Did you (re)start libvirtd after the host-bridge was created?
(My guess: you did not and libvirt does not dynamically detect new host interfaces.)

the command to delete the eno1 did not work

"did not work" ... What exactly happens? Error message? If yes, what?

[t3kg33k]

Did you (re)start libvirtd after the host-bridge was created?
(My guess: you did not and libvirt does not dynamically detect new host interfaces.)

Actually, I had completely rebooted the server after creating the bridge. When br0 was not available for the VM guest is what led me to creating the .xml file and running the commands to create the br0 network for the VM guest from that .xml file.
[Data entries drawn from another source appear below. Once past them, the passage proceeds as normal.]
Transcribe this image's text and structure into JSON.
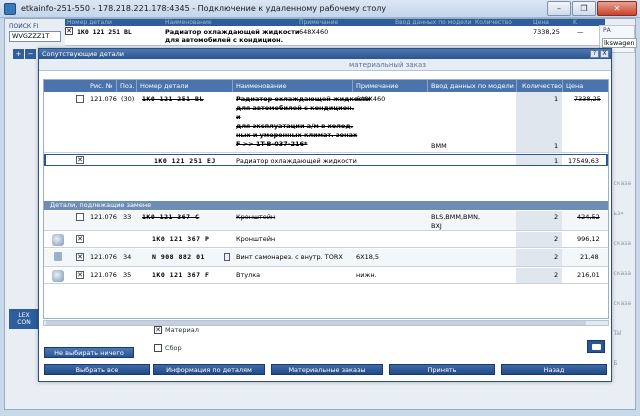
{
  "window": {
    "title": "etkainfo-251-550 - 178.218.221.178:4345 - Подключение к удаленному рабочему столу",
    "buttons": {
      "minimize": "–",
      "restore": "❐",
      "close": "✕"
    }
  },
  "background": {
    "search_label": "ПОИСК FI",
    "search_value": "WVGZZZ1T",
    "header_cols": [
      "Номер детали",
      "Наименование",
      "Примечание",
      "Ввод данных по модели",
      "Количество",
      "Цена",
      "K"
    ],
    "row": {
      "part": "1K0 121 251 BL",
      "name": "Радиатор охлаждающей жидкости",
      "name2": "для автомобилей с кондицион.",
      "note": "648X460",
      "price": "7338,25",
      "k": "—"
    },
    "right_tab_label": "РА",
    "right_tab_value": "lkswagen",
    "left_strip": "LEX\nCON",
    "right_labels": [
      "сказа",
      "ьз»",
      "сказа",
      "сказа",
      "сказа",
      "Tal",
      "Б"
    ]
  },
  "dialog": {
    "title": "Сопутствующие детали",
    "title_btns": [
      "?",
      "X"
    ],
    "subtitle": "материальный заказ",
    "columns": [
      "Рис. №",
      "Поз.",
      "Номер детали",
      "Наименование",
      "Примечание",
      "Ввод данных по модели",
      "Количество",
      "Цена"
    ],
    "rows": [
      {
        "checked": false,
        "fig": "121.076",
        "pos": "(30)",
        "part": "1K0 121 251 BL",
        "name_lines": [
          "Радиатор охлаждающей жидкости",
          "для автомобилей с кондицион.",
          "и",
          "для эксплуатации а/м в холод.",
          "ных и умеренных климат. зонах",
          "F          >> 1T-B-037-216*"
        ],
        "note": "648X460",
        "model": "BMM",
        "qty": "1",
        "qty2": "1",
        "price": "7338,25"
      },
      {
        "checked": true,
        "part": "1K0 121 251 EJ",
        "name": "Радиатор охлаждающей жидкости",
        "qty": "1",
        "price": "17549,63"
      }
    ],
    "section": "Детали, подлежащие замене",
    "replace_rows": [
      {
        "checked": false,
        "fig": "121.076",
        "pos": "33",
        "part": "1K0 121 367 C",
        "name": "Кронштейн",
        "model": "BLS,BMM,BMN,",
        "model2": "BXJ",
        "qty": "2",
        "price": "424,52"
      },
      {
        "checked": true,
        "part": "1K0 121 367 P",
        "name": "Кронштейн",
        "qty": "2",
        "price": "996,12"
      },
      {
        "checked": true,
        "fig": "121.076",
        "pos": "34",
        "part": "N    908 882 01",
        "name": "Винт самонарез. с внутр. TORX",
        "note": "6X18,5",
        "qty": "2",
        "price": "21,48"
      },
      {
        "checked": true,
        "fig": "121.076",
        "pos": "35",
        "part": "1K0 121 367 F",
        "name": "Втулка",
        "note": "нижн.",
        "qty": "2",
        "price": "216,01"
      }
    ],
    "controls": {
      "material_label": "Материал",
      "material_checked": true,
      "assembly_label": "Сбор",
      "assembly_checked": false,
      "deselect_all": "Не выбирать ничего",
      "select_all": "Выбрать все",
      "part_info": "Информация по деталям",
      "material_orders": "Материальные заказы",
      "accept": "Принять",
      "back": "Назад"
    }
  }
}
"did not work" ... What exactly happens? Error message? If yes, what?

nmcli delete eno1
Error: argument 'delete' not understood. Try passing --help instead.

[t3kg33k]

Okay. I may have spoke too soon. I now rebooted after creating the .xml and running those commands and now my VM guest is no longer communicating via the bridge. Before I was able to get an IP address via DHCP, now I am getting nothing. I even assigned a static IP address on the VM guest and still no network connection.
So, I think creating that .xml screwed something up. I have to find a way to back that out now.